As journal files grow with every update they use up disk faster than database files do. GT.M issues messages when a journal file reaches within three, two and one extension size number of blocks from the automatic journal file switch limit. GT.M also issues messages when a journal file reaches its specified maximum size, at which time GT.M closes it, renames it and creates a new journal file. Journal files covering time periods prior to the last database backup (or prior to the backup of replicating secondary instances) are not needed for continuity of business, and can be deleted or archived, depending on your retention policy. Check the amount of free space in file systems at least hourly and perhaps more often, especially file systems used for journaling, and take action if it falls below a threshold.

GT.M uses monotonically increasing relative time stamps called transaction numbers. You can monitor growth in the database transaction number with DSE DUMP -FILEHEADER. Investigate and obtain satisfactory explanations for deviations from the baseline rate of growth.

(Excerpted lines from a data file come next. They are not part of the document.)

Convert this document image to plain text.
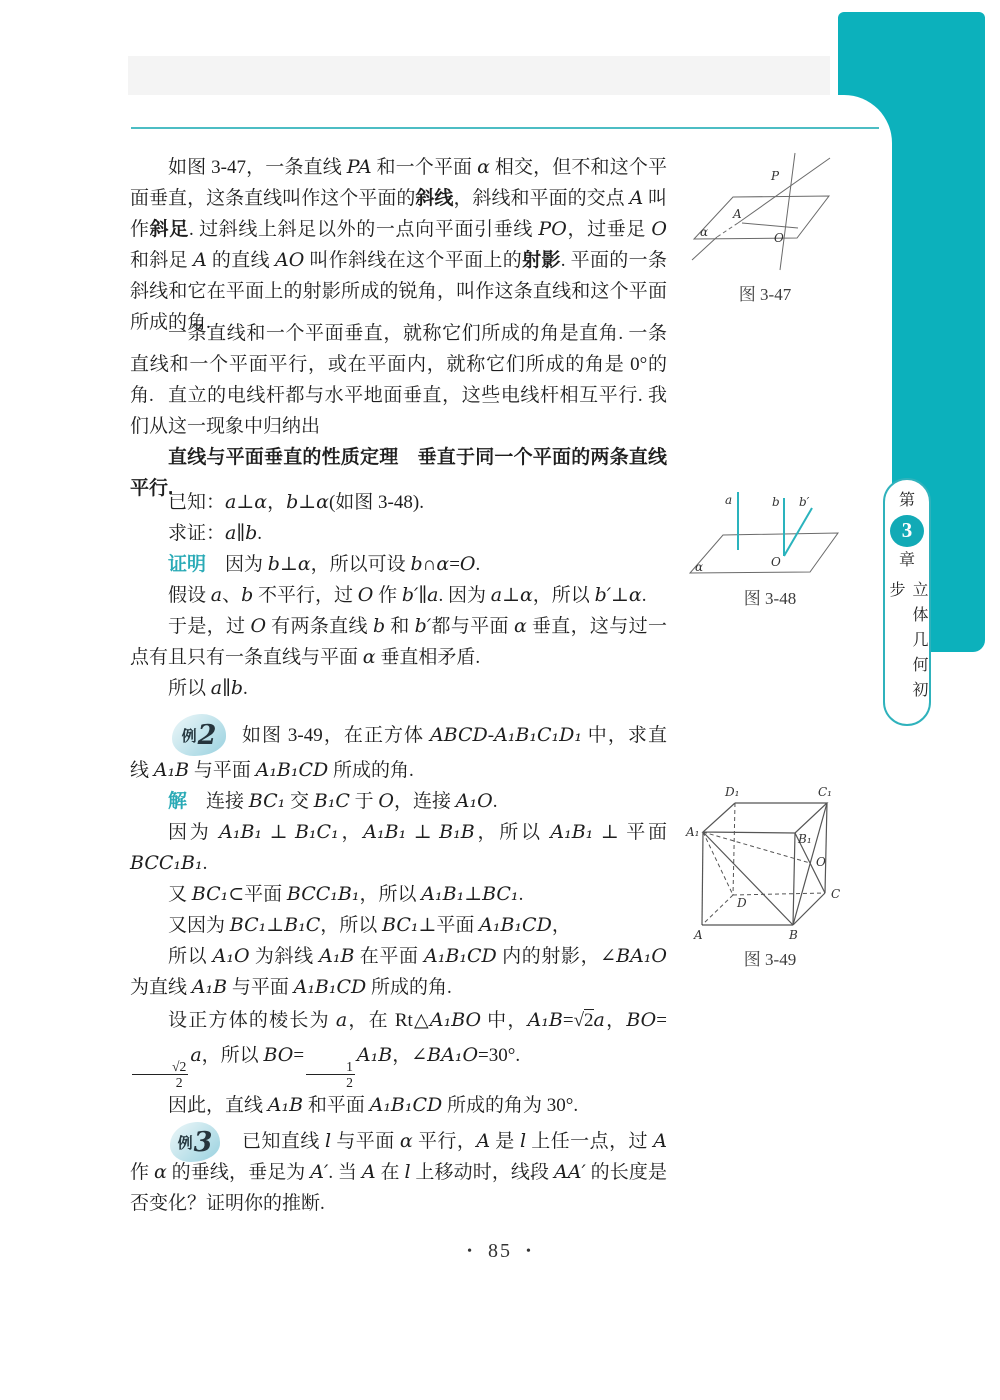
第
3
章
立体几何初步

如图 3-47，一条直线 PA 和一个平面 α 相交，但不和这个平面垂直，这条直线叫作这个平面的斜线，斜线和平面的交点 A 叫作斜足. 过斜线上斜足以外的一点向平面引垂线 PO，过垂足 O 和斜足 A 的直线 AO 叫作斜线在这个平面上的射影. 平面的一条斜线和它在平面上的射影所成的锐角，叫作这条直线和这个平面所成的角.

一条直线和一个平面垂直，就称它们所成的角是直角. 一条直线和一个平面平行，或在平面内，就称它们所成的角是 0°的角. 直立的电线杆都与水平地面垂直，这些电线杆相互平行. 我们从这一现象中归纳出

直线与平面垂直的性质定理　垂直于同一个平面的两条直线平行.

已知：a⊥α，b⊥α(如图 3-48).

求证：a∥b.

证明　因为 b⊥α，所以可设 b∩α=O.

假设 a、b 不平行，过 O 作 b′∥a. 因为 a⊥α，所以 b′⊥α.

于是，过 O 有两条直线 b 和 b′都与平面 α 垂直，这与过一点有且只有一条直线与平面 α 垂直相矛盾.

所以 a∥b.

例 2	如图 3-49，在正方体 ABCD-A₁B₁C₁D₁ 中，求直线 A₁B 与平面 A₁B₁CD 所成的角.

解　连接 BC₁ 交 B₁C 于 O，连接 A₁O.

因为 A₁B₁ ⊥ B₁C₁，A₁B₁ ⊥ B₁B，所以 A₁B₁ ⊥ 平面 BCC₁B₁.

又 BC₁⊂平面 BCC₁B₁，所以 A₁B₁⊥BC₁.

又因为 BC₁⊥B₁C，所以 BC₁⊥平面 A₁B₁CD，

所以 A₁O 为斜线 A₁B 在平面 A₁B₁CD 内的射影，∠BA₁O 为直线 A₁B 与平面 A₁B₁CD 所成的角.

设正方体的棱长为 a，在 Rt△A₁BO 中，A₁B=√2a，BO=
$\frac{√2}{2}$
a，所以 BO=
$\frac{1}{2}$
A₁B，∠BA₁O=30°.

因此，直线 A₁B 和平面 A₁B₁CD 所成的角为 30°.

例 3	已知直线 l 与平面 α 平行，A 是 l 上任一点，过 A 作 α 的垂线，垂足为 A′. 当 A 在 l 上移动时，线段 AA′ 的长度是否变化？证明你的推断.

P
A
O
α
图 3-47
a	b b′
O
α
图 3-48
D₁	C₁
A₁	B₁
O
C
D
A	B
图 3-49
• 85 •
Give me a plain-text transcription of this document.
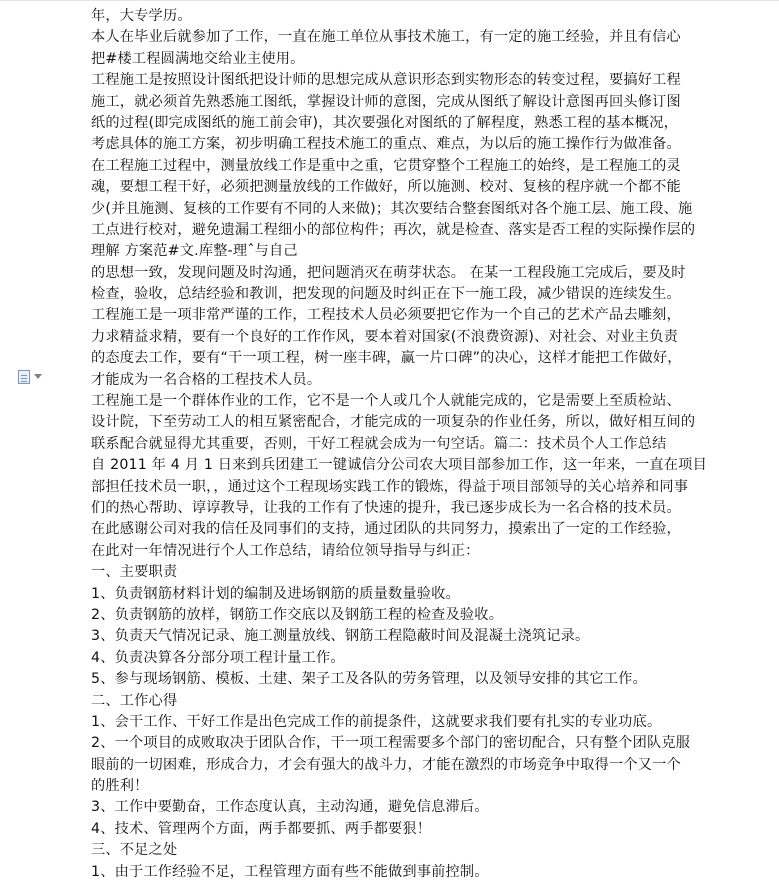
年，大专学历。
本人在毕业后就参加了工作，一直在施工单位从事技术施工，有一定的施工经验，并且有信心
把#楼工程圆满地交给业主使用。
工程施工是按照设计图纸把设计师的思想完成从意识形态到实物形态的转变过程，要搞好工程
施工，就必须首先熟悉施工图纸，掌握设计师的意图，完成从图纸了解设计意图再回头修订图
纸的过程(即完成图纸的施工前会审)，其次要强化对图纸的了解程度，熟悉工程的基本概况，
考虑具体的施工方案，初步明确工程技术施工的重点、难点，为以后的施工操作行为做准备。
在工程施工过程中，测量放线工作是重中之重，它贯穿整个工程施工的始终，是工程施工的灵
魂，要想工程干好，必须把测量放线的工作做好，所以施测、校对、复核的程序就一个都不能
少(并且施测、复核的工作要有不同的人来做)；其次要结合整套图纸对各个施工层、施工段、施
工点进行校对，避免遗漏工程细小的部位构件；再次，就是检查、落实是否工程的实际操作层的
理解 方案范#文.库整-理ˆ与自己
的思想一致，发现问题及时沟通，把问题消灭在萌芽状态。 在某一工程段施工完成后，要及时
检查，验收，总结经验和教训，把发现的问题及时纠正在下一施工段，减少错误的连续发生。
工程施工是一项非常严谨的工作，工程技术人员必须要把它作为一个自己的艺术产品去雕刻，
力求精益求精，要有一个良好的工作作风，要本着对国家(不浪费资源)、对社会、对业主负责
的态度去工作，要有“干一项工程，树一座丰碑，赢一片口碑”的决心，这样才能把工作做好，
才能成为一名合格的工程技术人员。
工程施工是一个群体作业的工作，它不是一个人或几个人就能完成的，它是需要上至质检站、
设计院，下至劳动工人的相互紧密配合，才能完成的一项复杂的作业任务，所以，做好相互间的
联系配合就显得尤其重要，否则，干好工程就会成为一句空话。篇二：技术员个人工作总结
自 2011 年 4 月 1 日来到兵团建工一键诚信分公司农大项目部参加工作，这一年来，一直在项目
部担任技术员一职，，通过这个工程现场实践工作的锻炼，得益于项目部领导的关心培养和同事
们的热心帮助、谆谆教导，让我的工作有了快速的提升，我已逐步成长为一名合格的技术员。
在此感谢公司对我的信任及同事们的支持，通过团队的共同努力，摸索出了一定的工作经验，
在此对一年情况进行个人工作总结，请给位领导指导与纠正：
一、主要职责
1、负责钢筋材料计划的编制及进场钢筋的质量数量验收。
2、负责钢筋的放样，钢筋工作交底以及钢筋工程的检查及验收。
3、负责天气情况记录、施工测量放线、钢筋工程隐蔽时间及混凝土浇筑记录。
4、负责决算各分部分项工程计量工作。
5、参与现场钢筋、模板、土建、架子工及各队的劳务管理，以及领导安排的其它工作。
二、工作心得
1、会干工作、干好工作是出色完成工作的前提条件，这就要求我们要有扎实的专业功底。
2、一个项目的成败取决于团队合作，干一项工程需要多个部门的密切配合，只有整个团队克服
眼前的一切困难，形成合力，才会有强大的战斗力，才能在激烈的市场竞争中取得一个又一个
的胜利！
3、工作中要勤奋，工作态度认真，主动沟通，避免信息滞后。
4、技术、管理两个方面，两手都要抓、两手都要狠！
三、不足之处
1、由于工作经验不足，工程管理方面有些不能做到事前控制。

After a MUPIP JOURNAL -ROLLBACK (non replicated application configuration) or MUPIP JOURNAL -RECOVER -FETCHRESYNC (replicated application configuration), you should review and process or reconcile updates in the broken and unreplicated (lost) transaction files.

In a replicated environment, frequently (at least hourly; more often suggested since it takes virtually no system resources), check the state of replication and the backlog with MUPIP REPLICATE -CHECKHEALTH and -SHOWBACKLOG. Establish a baseline for the backlog, and take action if the backlog exceeds a threshold.

When a GT.M process terminates abnormally, it attempts to create a GTM_FATAL_ERROR.ZSHOW_DMP_* file containing a dump of the M execution context and a core file containing a dump of the native process execution context. The M execution context dump is created in the current working directory of the process. Your operating system may offer a means to control the naming and placement of core files; by default they are created the current working directory of the process with a name of core.*. The process context information may be useful to you in understanding the circumstances under which the problem occurred and/or how to deal with the consequences of the failure on the application state. The core files are likely to be useful primarily to your GT.M support channel. If you experience process failures but do not find the expected files, check file permissions and quotas. You can simulate an abnormal process termination by sending the process a SIGILL (with kill -ILL or kill -4 on most UNIX/Linux systems).

	Caution
	Dumps of process state files are likely to contain confidential information, including database encryption keys. Please ensure that you have appropriate confidentiality procedures as mandated by applicable law and corporate policy.

GT.M processes issued with the JOB command create .mje and .mjo files for their STDERR and STDOUT respectively. Analyze non-empty .mje files. Design your application and/or operational processes to remove or archive .mjo files once they are no longer needed.

Use the environment variable gtm_procstuckexec to trigger monitoring for processes holding a resource for an unexpectedly long time. $gtm_procstuckexec specifies a shell command or a script to execute when any of the following conditions occur:

An explicit MUPIP FREEZE or an implicit freeze, such as for a BACKUP or INTEG -ONLINE that lasts longer than one minute.
MUPIP actions find kill_in_prog (KILLs in progress) to be non-zero after a one minute wait on a region.
BUFOWNERSTUCK, INTERLOCK_FAIL, JNLPROCSTUCK, SHUTDOWN, WRITERSTUCK, MAXJNLQIOLOCKWAIT, MUTEXLCKALERT, SEMWT2LONG, and COMMITWAITPID operator messages are being logged.

The shell script or command pointed to by gtm_procstuckexec can send an alert, take corrective actions, and log information.

	Note
	Make sure user processes have sufficient space and permissions to run the shell command / script.